Nevada Republicans have of late provided a feast for connoisseurs of irony.
Recently, the GOP candidates for lieutenant governor, Mark Hutchison and Sue Lowden, debated on Jon Ralston’s TV show.
Lowden attacked Hutchison as pro-tax, which he isn’t. They agreed Obamacare is the end of Western civilization, but Lowden said Hutchison is for it because the state accepted it, while he pointed out he was the state’s lawyer in the lawsuit against it. They agreed that the Arizona legislation to discriminate against LGBT people, and anyone else for that matter, was fine, although Lowden didn’t know what was in the bill and decided the real issue is the danger of removing “under God” from the Pledge of Allegiance.
The two candidates were appealing (or pandering) to the base, which is well to the right. That makes sense: that’s who turns out in the primary.
Thus the ironies. When Lowden chaired the party in 2008, she and Bob Beers combined at the state convention to block those even further to the right than they are from taking over the party. When she ran for the Senate in 2010, she was too liberal for the base, which chose Sharron Angle. But now she represents that wing in this primary.
That’s partly because the Republican far right is upset with Governor Brian Sandoval, for much the same reason many on the far left have been upset with Barack Obama: He didn’t do everything exactly as they wished.

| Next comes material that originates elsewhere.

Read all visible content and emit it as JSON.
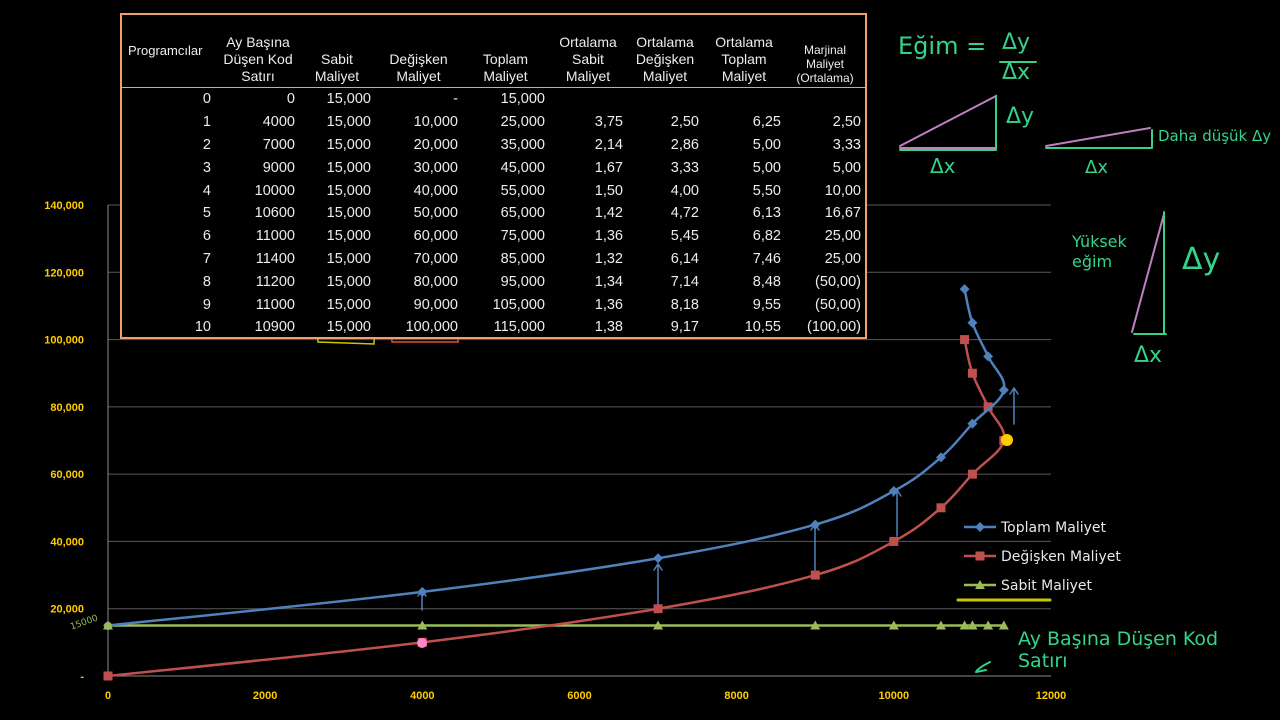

But Sandoval will cruise to reelection, thanks to business, gaming and ad agency support (and to the Democratic Party folding like a $2 suitcase).
So, without Sandoval to attack, the far right has to do the next best thing: attack Hutchison, Sandoval’s personal choice for lieutenant governor. Hutchison’s voting record is conservative, but not conservative enough. The shift in focus from Sandoval to Hutchison is old political two-step: Critics have long refrained from attacking a popular politician and instead trained their sights on “the people around him.”

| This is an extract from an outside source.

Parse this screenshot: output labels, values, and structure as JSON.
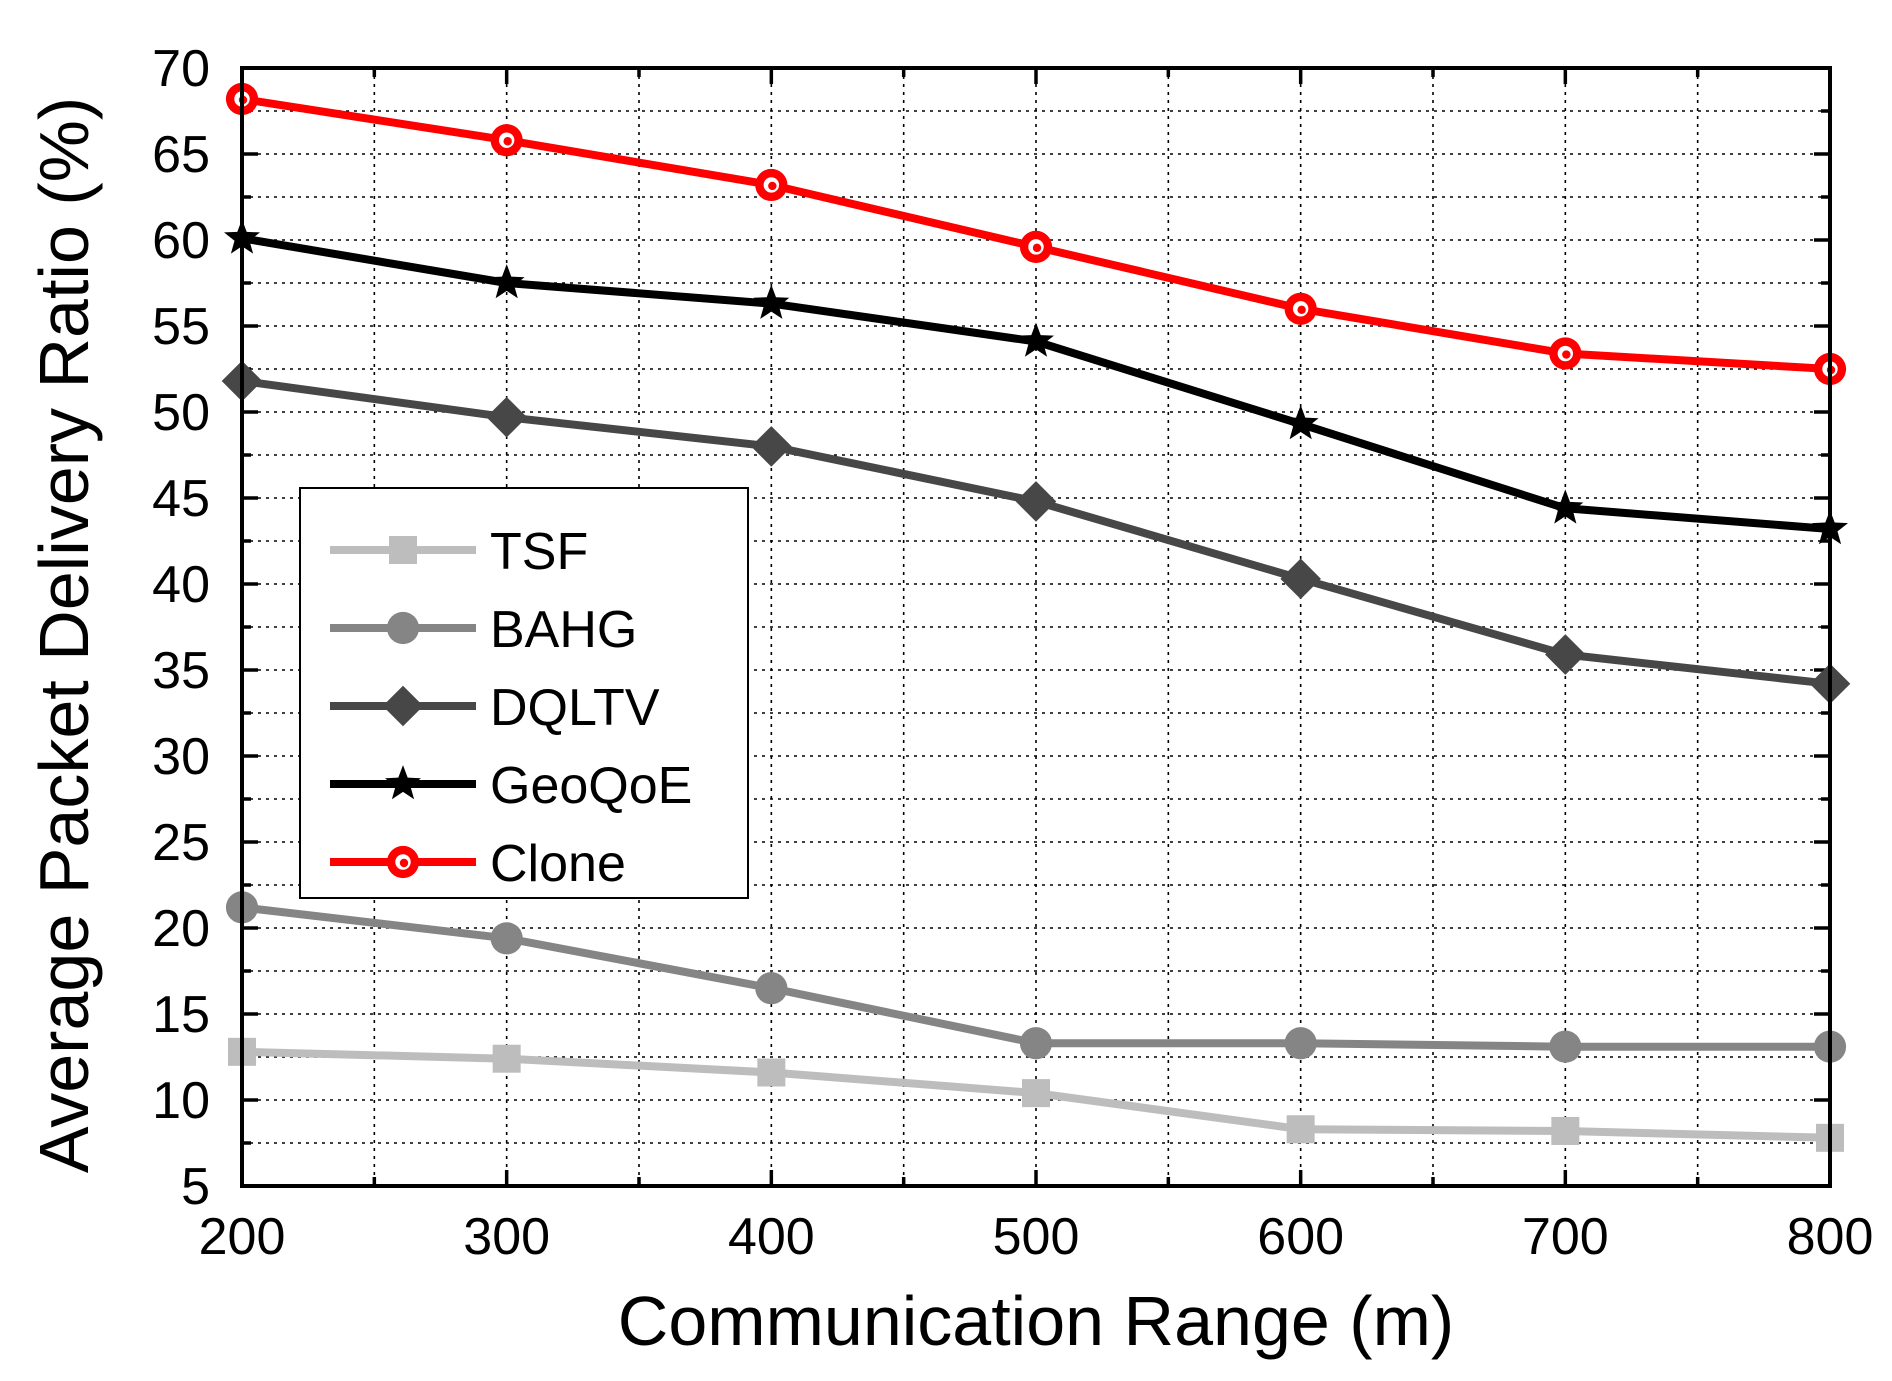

Meanwhile, Adam Laxalt, the GOP choice for attorney general, attacked the state’s failure to defend its constitutional amendment against gay marriage—meaning that he was critical of not only Catherine Cortez Masto, the Democrat he would like to succeed, but also two less likely culprits: Sandoval and Abraham Lincoln.
Sandoval has said Nevada’s ban on gay marriage, approved by the voters in 2000 and 2002, is “no longer defensible.” Cortez Masto declined to continue to defend the ban in court. Laxalt countered, in a statement published in the Las Vegas Sun, “In consecutive elections, the voters defined marriage as they saw fit, and it is now part of our Constitution. I believe if the voters want to amend that marriage definition within our Constitution, they have the ability and the right to do so.”
Back in the age of Lincoln, the Republican Party’s founders took the position that certain rights were so fundamental that they shouldn’t be left up to a vote of the people. Lincoln himself blamed the concept of popular sovereignty for a “gradual and steady debauching of public opinion.” It’s the same logic behind the Bill of Rights: Majority isn’t always right, and it doesn’t always rule.